Трудно не согласиться с тем, что «первое впечатление: ты в воздушной струе, выбрасываемой еще горячим мотором самолета, и стоит только сделать шаг вперед, как выйдешь из нее». Нет, не выйдешь. Азербайджан под протекторатом США – это второе впечатление. Соседка выразилась по-другому: «Такое чувство, будто я в эвакуации».
Отовсюду слышны сетования на здешние нравы, на отсутствие культуры. Виной тому комплексующая самоирония израильтян – «землепашцев с автоматами» – выдаваемая за израильскую модель поведения. «Мы израи´льски-примитивски, на головах дурацкие колпаки» («кова тембель» – панама сельскохозяйственного рабочего). Бесцеремонно хлопают тебя по плечу: имей терпение («савланут»). Когда в полку меня спрашивали, чем я занимаюсь, то вторым вопросом было: «И с этого можно жить?» – «Эфшар лихьот ми зэ?». Для них музыкант играет на свадьбах.

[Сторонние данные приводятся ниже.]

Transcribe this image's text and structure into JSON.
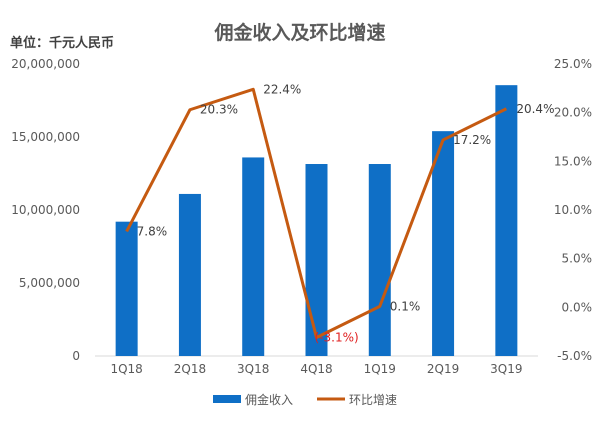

Альтернатива им – пейсатые дятлы. Ношение кипы обязывает. Мицвот – предписаний благочестия – не то пятьсот тринадцать, не то шестьсот тринадцать, я вечно путаю. Неофиты, те бросаются с головой в омут. Полуподпольных неофитов – правда, православия – я встречал еще в Ленинграде, евреев в том числе. Когда в седьмом классе наперекор моей лени меня хотели записать в бассейн, построенный в бывшей церкви, – чтобы похудел – я придумал отговорку: бассейн в церкви это огромная купель. Плавать в церкви это креститься в особо крупных размерах. Дед Иосиф испугался.
Я избежал двух соблазнов, подстерегавших еврейских культурных юношей в России: писать стихи и креститься. Креститься – не единственный способ узаконить свои отношения с русским языком, по крайней мере, для меня. О русской музыке я не говорю. То, что зовется душой народа – мое. Это даже смешно обсуждать. Вообще не понимаю, как можно видеть в религии способ чего бы то ни было – борьбы с советской властью или с собственной творческой несостоятельностью (горячий привет Иксу, Игреку, Зету и иже с ними). Я категорический атеист, если религия становится орудием в борьбе и тем самым уравнивается в правах с булыжником.
Неприязнь к израильтянину была видовым свойством гомосоветикуса, породы более не существующей. Как на смену неандертальцу пришел человек нынешней формации, так на смену гомосоветикусу пришел совок. Третья эмиграция все-таки отличается от Четвертой, самой многолюдной. На мельчайшие совки разбился Советский Союз, он же Совок, как называли его те, кто вел от него свою родословную. Это государство, открыто исповедовавшее приоритет целесообразности над законом, твердило о рождении нового человека. Долго оно его вынашивало в своей утробе и как только произвело на свет – околело. Явление довольно распространенное в животном мире.
Чем был Израиль эпохи детанта – для советского десанта? Мы были плоть от плоти тех, кому спустя два десятилетия, не меняя при этом места жительства, предстояло эмигрировать из реального социализма в ирреальный капитализм – ирреальный, поскольку советское общество это общество-аутист. Тот же «гайдаровский» шок в миниатюре: за стеклом есть все, кругом иномарки, а ты гол, как сокол да еще безъязык, как таджик.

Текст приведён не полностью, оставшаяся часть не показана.